Houseboy by Ferdinand Oyono

The new Commandant needs a boy. Father Vandermayer told me to report to the Residence tomorrow. I am glad because I have not been able to bear life at the Mission since Father Gilbert died. Of course it is a good riddance for Father Vandermayer as well.

I shall be the Chief European's boy. The dog of the King is the King of dogs.

A Cameroonian is summoned to the bedside of a fellow countryman, dying in Equatorial Guinea. "What are we blackmen," the dying man says to the other, "who call ourselves French?" When he dies, the man reads his notebook journals, which tell the whole of his tragic story: the dead man, Toundi, fled his parents to become the servant to a white priest, believing in the superiority of French culture and religion. When the priest died suddenly, he became servant to the Commandant, who treated him with contempt and suspicion.

Toundi's story is a familiar colonial one: the way racism becomes internalized, and the disillusionment that follows on the heels of colonizer cruelty. Toundi is a good servant, conscientious and discreet, but it doesn't matter, because it is in the nature of the Commandant to be cruel. He doesn't want a good servant, actually: he wants a servant he can beat and upbraid, and if Toundi refuses to be that servant, he will beat him and upbraid him all the same. Toundi falls in love with the Commandant's wife when she arrives at the compound, but she turns out to be even worse. She carries on an affair with one of the Commandant's underlings, and treats Toundi poorly though a single word from him would betray their secret. Of course, when the Commandant does discover the affair, he punished Toundi for the imagined offense of being a go-between.

Houseboy is, like Toundi, a rather passive figure: Toundi is so obedient that the book has little narrative energy. The Commandant is cruel; his wife is cruel; Toundi cultivates a mindset that lives beyond and apart from their hatred toward him, or even their need of him. He becomes disillusioned, but circumstances will not allow him to act on disillusionment, though what one really desires is for him to "misplace" one of M. Moreau's letters to the Commandant's wife one day. Instead, he becomes even more the victim, accused by the French police of abetting a woman who has run away with her master's money. In another life, Toundi and the woman Sophie might have been lovers, but in this one she is repulsed by his obeisance, and his obeisance prevents him from becoming her accomplice--though that hardly matters to the police. They torture him until he makes an escape, limping off to Spanish Guinea where, as we know, he shortly dies.

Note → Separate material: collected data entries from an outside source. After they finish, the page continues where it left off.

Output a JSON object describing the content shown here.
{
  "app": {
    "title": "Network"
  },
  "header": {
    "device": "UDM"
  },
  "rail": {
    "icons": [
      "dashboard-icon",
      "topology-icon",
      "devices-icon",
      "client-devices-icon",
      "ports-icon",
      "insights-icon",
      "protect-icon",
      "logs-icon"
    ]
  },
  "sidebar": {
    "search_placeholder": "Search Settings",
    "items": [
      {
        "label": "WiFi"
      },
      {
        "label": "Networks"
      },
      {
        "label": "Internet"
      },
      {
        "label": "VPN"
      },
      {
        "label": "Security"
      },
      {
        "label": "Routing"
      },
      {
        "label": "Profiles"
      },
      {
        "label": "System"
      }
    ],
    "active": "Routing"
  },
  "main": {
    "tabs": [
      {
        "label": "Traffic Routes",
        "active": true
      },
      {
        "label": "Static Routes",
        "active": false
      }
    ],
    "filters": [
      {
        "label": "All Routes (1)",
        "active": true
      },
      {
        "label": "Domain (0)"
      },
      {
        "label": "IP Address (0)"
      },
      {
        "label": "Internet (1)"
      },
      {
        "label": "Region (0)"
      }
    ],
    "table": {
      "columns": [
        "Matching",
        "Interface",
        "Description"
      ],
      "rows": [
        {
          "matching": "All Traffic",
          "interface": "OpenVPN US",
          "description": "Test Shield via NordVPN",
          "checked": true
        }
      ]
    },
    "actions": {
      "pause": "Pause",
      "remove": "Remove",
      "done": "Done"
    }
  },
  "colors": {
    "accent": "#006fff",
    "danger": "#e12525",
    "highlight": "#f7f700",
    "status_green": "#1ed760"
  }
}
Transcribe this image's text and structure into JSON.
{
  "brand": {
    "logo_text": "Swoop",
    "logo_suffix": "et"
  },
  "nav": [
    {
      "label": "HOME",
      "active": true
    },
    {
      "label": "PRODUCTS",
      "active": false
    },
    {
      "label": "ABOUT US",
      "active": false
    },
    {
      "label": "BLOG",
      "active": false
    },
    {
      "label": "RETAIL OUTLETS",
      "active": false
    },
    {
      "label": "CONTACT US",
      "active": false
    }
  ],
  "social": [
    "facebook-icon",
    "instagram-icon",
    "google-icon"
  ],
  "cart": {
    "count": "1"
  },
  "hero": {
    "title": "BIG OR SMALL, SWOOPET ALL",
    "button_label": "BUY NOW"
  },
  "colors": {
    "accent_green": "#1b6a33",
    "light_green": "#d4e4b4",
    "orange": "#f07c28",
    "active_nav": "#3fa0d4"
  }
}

Houseboy is wry, mocking, but at its heart is an essential bitterness: if Toundi had been a little wiser, had played his masters a little more artfully, he might have been better off. But European colonialism requires a subject to be disciplined, and it always begins, we learn, with the close at hand. The Commandant and his wife share every vice, from adultery to malice to greed, but by projecting these evils onto their houseboy, they are able at last to put aside their differences.